823,101 people and counting have lost their lives to Covid.  Some ridiculously claim “natural selection;” others absurdly argue that the deaths are due to pre-existing conditions and not to Covid itself; some to this day are still claiming their right to go wherever they wish, mask- and vaccine-free.  But to date 823,101 people have died in the United States, in no small part due to this attitude.  Have we not had enough?  We have a moral responsibility to not hurt each other.  It is the central rationale for what makes human beings truly unique in the natural world. We are endowed with a divine capacity to recognize, share, and abide by higher truths and deeper wells of wisdom.  Why are we so hellbent on proving God wrong? 

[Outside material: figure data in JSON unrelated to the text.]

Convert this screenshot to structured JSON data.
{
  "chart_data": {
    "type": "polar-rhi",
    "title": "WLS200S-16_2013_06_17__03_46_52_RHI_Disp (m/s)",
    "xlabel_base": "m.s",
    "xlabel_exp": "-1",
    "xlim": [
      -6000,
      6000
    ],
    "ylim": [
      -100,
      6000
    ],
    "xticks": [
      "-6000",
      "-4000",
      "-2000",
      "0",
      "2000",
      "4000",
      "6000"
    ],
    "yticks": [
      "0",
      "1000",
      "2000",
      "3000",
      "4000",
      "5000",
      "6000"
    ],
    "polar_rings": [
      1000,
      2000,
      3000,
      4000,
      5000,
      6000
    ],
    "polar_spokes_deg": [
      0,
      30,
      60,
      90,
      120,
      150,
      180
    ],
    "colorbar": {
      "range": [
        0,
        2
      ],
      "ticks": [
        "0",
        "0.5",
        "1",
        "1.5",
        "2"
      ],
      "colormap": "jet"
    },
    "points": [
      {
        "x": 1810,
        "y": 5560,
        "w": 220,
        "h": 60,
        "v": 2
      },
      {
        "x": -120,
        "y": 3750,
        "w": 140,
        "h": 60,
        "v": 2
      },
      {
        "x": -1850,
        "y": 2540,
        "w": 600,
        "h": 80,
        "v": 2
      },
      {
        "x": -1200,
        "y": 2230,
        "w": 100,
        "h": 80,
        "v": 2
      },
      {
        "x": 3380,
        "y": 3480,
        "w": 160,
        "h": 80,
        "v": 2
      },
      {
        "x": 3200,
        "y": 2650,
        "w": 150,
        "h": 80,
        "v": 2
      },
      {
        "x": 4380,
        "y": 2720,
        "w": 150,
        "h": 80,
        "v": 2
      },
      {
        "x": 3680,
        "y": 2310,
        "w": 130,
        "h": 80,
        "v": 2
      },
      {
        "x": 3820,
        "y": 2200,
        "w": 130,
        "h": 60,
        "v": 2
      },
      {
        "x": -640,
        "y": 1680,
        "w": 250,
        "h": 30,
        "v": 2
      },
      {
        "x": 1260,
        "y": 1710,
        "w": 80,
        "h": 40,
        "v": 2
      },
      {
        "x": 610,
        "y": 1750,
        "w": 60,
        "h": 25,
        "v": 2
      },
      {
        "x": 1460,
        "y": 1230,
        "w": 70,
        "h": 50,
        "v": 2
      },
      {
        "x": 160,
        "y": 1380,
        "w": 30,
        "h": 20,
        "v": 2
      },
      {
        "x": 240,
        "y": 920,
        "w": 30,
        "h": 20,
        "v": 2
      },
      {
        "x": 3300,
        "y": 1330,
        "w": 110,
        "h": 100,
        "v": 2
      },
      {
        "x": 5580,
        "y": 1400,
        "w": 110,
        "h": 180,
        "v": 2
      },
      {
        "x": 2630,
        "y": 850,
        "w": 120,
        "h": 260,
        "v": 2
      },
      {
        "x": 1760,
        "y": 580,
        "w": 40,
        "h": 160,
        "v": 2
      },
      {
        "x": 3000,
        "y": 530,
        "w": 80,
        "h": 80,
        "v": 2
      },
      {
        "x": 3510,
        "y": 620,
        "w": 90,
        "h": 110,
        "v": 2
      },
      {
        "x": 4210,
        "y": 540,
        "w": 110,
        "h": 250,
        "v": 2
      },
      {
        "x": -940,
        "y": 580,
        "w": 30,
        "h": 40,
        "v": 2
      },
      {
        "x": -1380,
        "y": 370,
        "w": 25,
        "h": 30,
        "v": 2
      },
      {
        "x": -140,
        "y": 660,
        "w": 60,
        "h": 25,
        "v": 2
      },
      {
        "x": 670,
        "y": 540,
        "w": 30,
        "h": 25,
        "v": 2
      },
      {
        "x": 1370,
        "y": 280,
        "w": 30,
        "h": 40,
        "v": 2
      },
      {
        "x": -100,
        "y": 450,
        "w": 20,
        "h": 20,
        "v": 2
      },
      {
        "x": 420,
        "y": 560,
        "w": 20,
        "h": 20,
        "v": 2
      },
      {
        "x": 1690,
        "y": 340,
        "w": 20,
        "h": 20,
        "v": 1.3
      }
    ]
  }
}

Ribono Shel Olam, Master of all Creation, guide us and keep us mindful and heartful of our prime directive:  “First, do no harm.”  May we, our families, our neighbors, friends, and strangers in our midst find not only protective healing in 2022, but a return to kinder, gentler, more patient souls committed to a vision of peace and  wholeness for all. Selah, may it be so!